Jane’s frustration at ‘not knowing the story of what I’m doing‘ in a new role introduced Part 1.

She identified the inner messages she tells herself that get in the way of her effectiveness:  ‘People move me around. I need to grow up a bit, I can’t just keep bouncing around.

She identified that to shift these inner messages she needed to challenge strong family and cultural beliefs about tradition, leadership, hierarchy and power.

Those messages are reflected in her self-description as being ‘afraid of having so much responsibility’.

It’s not that she doesn’t have the skills, it’s that she doesn’t give herself permission to exercise her own authority to its fullest extent. In the words of her boss, she ‘doesn’t claim her strength’.

Having identified 1. The thoughts that were preventing change, 2. Taken herself off the hook, and 3. Experimented with different perspectives, Jane was able to move on to crafting a new story more consistent with the leader she wanted to be.

4. Craft a new story

Jane’s now working on authorising herself to be more decisive and authoritative. And to help her do that, she’s crafting a new narrative for herself as decisive and authoritative, both to get her story clear, and to be able to share it clearly with others.

The clarity and focus that comes from deliberately and explicitly re-evaluating and adjusting the narrative of who you are as a leader, what you stand for, your dreams, values and expectations, then rehearsing and using it, helps speed change.

Actors speak of the process of ‘dropping in’, the moment they move from playing a role, to the moment of authenticity where they become the role. Crafting a leadership narrative and practising it helps to achieve this authentic dropping in of the transformed self.

5. Create room for the new

Attention is the currency of leadership’ is one of my favourite Heifetzisms.

What are you paying attention to as a leader? What kind of attention do you attract? How aligned are these two?

Mindfulness practices are a great way to train your attention in order to increase your own leadership currency.  Practicing small moments of mindfulness helps to disrupt habitual responses and create room for new ones, and for creating opportunities to introduce the new leadership story.

The value of these micro-moments is firstly that they are micro. Actually, it’s mostly that they are micro. Brief mindful pauses, focusing on the breath and body scanning, can be done quickly without anyone else noticing. Which means they can be used at any time, including in meetings when things get difficult, and between meetings to re-focus.

Antoinette experimented with being more mindful by rearranging her diary, reducing every meeting by five to ten minutes. During this new free time, she paused mindfully. She focused on her breath for a couple of minutes, then reviewed her new leadership narrative. In so doing, she was able to achieve clearer alignment of her own attention to her purpose during her next meeting, and engaged the attention of others more effectively.

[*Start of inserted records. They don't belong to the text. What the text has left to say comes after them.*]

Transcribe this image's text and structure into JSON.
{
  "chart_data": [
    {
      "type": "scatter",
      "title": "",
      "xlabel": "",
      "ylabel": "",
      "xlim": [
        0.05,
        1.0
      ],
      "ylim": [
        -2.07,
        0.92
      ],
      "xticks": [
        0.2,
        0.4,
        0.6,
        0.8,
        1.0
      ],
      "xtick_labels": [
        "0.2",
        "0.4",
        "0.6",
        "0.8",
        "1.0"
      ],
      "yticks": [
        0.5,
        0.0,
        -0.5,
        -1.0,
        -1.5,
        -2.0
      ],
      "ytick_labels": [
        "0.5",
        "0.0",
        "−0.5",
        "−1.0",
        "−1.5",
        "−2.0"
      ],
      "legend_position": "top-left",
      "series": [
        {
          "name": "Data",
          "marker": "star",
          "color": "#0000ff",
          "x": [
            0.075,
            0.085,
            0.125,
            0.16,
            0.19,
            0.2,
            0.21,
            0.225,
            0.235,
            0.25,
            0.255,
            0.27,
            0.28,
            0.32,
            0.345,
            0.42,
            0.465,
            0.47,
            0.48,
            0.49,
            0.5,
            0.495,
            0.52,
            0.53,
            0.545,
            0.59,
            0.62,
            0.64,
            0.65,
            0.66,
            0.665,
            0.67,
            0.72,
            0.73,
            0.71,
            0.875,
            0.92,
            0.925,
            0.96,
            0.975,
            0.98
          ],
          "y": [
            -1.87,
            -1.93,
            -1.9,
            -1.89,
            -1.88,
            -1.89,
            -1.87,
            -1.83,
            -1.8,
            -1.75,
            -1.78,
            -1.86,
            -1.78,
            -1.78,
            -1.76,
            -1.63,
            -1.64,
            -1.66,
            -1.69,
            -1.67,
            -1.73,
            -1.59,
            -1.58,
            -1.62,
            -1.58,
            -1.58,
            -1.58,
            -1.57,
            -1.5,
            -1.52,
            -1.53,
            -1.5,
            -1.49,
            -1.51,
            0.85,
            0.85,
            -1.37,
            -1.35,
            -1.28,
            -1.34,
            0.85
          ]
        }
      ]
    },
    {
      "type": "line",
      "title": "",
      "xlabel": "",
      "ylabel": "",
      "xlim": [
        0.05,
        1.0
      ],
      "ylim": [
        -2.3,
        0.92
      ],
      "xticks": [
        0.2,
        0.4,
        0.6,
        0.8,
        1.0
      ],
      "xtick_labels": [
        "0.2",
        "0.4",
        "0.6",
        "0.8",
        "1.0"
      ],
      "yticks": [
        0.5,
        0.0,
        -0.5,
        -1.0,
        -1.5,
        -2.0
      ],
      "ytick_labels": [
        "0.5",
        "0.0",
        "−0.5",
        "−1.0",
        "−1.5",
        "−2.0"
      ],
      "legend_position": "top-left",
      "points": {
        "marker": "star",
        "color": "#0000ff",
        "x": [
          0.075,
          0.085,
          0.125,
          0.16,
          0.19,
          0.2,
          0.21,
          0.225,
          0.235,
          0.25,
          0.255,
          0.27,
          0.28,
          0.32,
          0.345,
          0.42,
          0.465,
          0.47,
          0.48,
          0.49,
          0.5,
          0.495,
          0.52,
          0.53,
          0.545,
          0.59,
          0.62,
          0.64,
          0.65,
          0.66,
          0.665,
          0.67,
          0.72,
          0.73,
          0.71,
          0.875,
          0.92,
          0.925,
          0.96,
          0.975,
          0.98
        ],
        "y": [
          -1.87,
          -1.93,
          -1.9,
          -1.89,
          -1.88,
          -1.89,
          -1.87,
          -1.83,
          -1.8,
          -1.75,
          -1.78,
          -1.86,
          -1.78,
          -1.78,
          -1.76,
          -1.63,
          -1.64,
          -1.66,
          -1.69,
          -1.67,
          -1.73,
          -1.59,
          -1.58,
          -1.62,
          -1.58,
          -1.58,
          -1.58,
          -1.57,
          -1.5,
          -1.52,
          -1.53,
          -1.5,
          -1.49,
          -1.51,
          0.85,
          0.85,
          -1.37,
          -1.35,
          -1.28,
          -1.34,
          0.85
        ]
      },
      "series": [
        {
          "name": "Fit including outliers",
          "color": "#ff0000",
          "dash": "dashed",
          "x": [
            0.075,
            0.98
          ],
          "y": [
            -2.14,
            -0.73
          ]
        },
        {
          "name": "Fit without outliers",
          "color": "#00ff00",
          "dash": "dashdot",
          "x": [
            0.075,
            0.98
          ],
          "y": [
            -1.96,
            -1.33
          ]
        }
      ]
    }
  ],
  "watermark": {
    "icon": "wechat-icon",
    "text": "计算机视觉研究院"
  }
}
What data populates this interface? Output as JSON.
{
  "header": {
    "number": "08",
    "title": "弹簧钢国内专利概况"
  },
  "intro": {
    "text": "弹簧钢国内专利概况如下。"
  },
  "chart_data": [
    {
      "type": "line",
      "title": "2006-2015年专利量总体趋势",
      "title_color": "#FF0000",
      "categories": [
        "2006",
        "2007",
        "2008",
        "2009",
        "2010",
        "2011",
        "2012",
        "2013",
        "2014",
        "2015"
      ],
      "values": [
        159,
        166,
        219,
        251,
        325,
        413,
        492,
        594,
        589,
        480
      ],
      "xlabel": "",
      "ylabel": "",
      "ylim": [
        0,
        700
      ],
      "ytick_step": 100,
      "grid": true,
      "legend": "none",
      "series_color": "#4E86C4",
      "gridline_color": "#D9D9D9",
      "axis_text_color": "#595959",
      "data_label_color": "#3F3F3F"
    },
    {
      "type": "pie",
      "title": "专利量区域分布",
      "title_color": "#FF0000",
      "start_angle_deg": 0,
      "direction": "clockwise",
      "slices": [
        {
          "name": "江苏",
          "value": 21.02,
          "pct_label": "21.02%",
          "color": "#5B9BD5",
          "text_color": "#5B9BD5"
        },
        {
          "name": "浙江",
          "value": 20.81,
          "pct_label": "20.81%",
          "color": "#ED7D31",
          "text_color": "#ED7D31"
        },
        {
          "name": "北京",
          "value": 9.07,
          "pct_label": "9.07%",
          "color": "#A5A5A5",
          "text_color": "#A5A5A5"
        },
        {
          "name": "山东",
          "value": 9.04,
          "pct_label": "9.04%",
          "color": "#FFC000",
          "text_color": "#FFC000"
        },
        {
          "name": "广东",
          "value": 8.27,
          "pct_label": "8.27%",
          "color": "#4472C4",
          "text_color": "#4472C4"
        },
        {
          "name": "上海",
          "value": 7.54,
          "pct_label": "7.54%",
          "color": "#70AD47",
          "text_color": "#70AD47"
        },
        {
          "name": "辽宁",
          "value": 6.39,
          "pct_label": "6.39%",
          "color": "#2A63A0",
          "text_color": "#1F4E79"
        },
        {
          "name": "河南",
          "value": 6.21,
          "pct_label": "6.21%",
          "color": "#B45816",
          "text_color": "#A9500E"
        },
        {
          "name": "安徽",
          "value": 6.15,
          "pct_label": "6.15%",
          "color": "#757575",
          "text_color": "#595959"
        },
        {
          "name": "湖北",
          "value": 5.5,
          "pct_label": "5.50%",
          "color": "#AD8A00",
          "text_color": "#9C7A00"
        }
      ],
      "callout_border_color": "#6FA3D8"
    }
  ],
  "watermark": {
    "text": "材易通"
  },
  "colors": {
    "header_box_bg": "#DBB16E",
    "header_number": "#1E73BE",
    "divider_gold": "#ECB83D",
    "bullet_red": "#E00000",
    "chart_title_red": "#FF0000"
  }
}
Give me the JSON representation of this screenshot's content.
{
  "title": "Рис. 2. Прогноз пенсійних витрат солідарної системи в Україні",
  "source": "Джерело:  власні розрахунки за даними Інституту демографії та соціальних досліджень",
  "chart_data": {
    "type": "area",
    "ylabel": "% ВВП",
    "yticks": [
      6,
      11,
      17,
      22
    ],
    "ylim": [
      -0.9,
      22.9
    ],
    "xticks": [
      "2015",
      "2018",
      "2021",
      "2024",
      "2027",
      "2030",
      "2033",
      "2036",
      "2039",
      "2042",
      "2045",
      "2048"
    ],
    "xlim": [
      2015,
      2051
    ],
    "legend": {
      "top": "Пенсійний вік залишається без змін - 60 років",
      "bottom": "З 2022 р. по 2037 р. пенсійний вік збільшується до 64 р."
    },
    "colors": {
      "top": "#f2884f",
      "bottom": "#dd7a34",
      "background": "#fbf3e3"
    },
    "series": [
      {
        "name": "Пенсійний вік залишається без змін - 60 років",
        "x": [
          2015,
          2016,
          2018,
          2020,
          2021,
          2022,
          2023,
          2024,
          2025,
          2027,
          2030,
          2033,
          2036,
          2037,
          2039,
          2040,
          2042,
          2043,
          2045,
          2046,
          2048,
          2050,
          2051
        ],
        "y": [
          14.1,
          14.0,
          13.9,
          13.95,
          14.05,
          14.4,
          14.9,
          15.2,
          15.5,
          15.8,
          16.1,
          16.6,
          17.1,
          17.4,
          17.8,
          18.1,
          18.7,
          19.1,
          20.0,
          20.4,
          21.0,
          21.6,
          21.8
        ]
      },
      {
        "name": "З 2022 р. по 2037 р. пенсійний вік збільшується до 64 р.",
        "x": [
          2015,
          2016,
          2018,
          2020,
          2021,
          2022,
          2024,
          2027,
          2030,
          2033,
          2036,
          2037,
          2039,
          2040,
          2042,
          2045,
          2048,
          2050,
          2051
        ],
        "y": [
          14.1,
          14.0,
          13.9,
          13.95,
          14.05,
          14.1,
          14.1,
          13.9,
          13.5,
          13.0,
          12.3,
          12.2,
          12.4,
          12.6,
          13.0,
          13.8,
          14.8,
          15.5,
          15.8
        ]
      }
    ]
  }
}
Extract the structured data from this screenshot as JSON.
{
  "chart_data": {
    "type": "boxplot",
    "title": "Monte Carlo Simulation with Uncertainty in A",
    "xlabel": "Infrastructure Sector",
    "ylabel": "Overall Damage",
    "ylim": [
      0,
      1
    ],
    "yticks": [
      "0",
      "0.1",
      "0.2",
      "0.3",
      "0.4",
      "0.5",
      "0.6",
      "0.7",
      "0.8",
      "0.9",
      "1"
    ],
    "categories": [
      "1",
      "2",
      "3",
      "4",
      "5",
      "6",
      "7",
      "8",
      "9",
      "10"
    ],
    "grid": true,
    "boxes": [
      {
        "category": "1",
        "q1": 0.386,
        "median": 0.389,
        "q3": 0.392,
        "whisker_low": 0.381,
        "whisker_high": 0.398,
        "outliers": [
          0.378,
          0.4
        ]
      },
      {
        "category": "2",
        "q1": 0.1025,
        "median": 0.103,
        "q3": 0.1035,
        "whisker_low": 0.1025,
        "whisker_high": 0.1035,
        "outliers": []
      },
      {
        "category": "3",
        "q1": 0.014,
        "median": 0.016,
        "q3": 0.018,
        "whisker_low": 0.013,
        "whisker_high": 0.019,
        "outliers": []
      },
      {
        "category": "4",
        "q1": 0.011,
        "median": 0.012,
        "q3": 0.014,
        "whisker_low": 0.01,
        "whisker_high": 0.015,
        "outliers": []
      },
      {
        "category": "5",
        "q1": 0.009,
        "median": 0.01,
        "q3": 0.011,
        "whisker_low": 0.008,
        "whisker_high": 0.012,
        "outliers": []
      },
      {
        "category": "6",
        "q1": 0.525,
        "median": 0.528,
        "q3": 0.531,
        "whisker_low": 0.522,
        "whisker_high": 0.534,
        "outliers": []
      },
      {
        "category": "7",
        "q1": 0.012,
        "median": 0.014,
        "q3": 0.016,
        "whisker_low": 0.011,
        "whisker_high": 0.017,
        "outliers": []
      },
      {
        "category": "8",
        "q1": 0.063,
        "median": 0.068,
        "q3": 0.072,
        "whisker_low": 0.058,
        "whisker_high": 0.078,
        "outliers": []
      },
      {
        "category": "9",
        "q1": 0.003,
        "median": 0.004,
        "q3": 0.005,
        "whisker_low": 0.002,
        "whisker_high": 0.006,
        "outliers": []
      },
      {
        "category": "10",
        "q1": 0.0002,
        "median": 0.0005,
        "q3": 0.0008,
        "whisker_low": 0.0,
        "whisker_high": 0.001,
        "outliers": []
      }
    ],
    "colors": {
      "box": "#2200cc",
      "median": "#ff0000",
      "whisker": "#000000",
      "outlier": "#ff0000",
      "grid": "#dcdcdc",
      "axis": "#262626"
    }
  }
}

6. Reflect daily on progress

Chunking goals and new moves down to the specific behaviours that can be practiced each day seems to be the most effective way to embed change. And noticing ‘small wins’ is powerful in keeping the motivation for change present.

How to do this effectively for the time-poor executive? By a daily reflection process that asks three to four questions that takes a few minutes at the end (or beginning) of the day:

  • What did I do today to achieve progress on my goals?
  • What got in the way?
  • Who do I need support from?
  • What do I need to pay attention to tomorrow to make progress?

Each day as Samantha packed up her desk and shut down her laptop, she reminded herself of these questions. She sat back down for three minutes and focused her attention on each in turn. She kept a small separate book as her journal to record these daily reflections, partly to help discipline herself to take these moments, and also to help her notice the change she was making through her record of her daily small wins, forming a tangible representation of her progress over time. After the challenges of the work in the steps above, her reflective journal crystallized just how much progress she had been able to make.

As she reflected back on her inner doubts and criticisms, and noticed the shift in her leadership satisfaction and perspective, she was able to recognise the degree of transformation she had achieved.

And Jane is growing daily into her new, bigger leadership self. Her success working with key stakeholders in a politically charged, complex environment has increased, as she can now more flexibly hold her own position while appreciating their various perspectives, allowing the contradictions to stimulate new possibilities rather than anxiety. She uses her consciously crafted narrative to mindfully keep her course, while also providing clarity to others. And she is becoming an ever more powerful leader who claims her strength with increasing ease.

This is how coaching transforms leaders.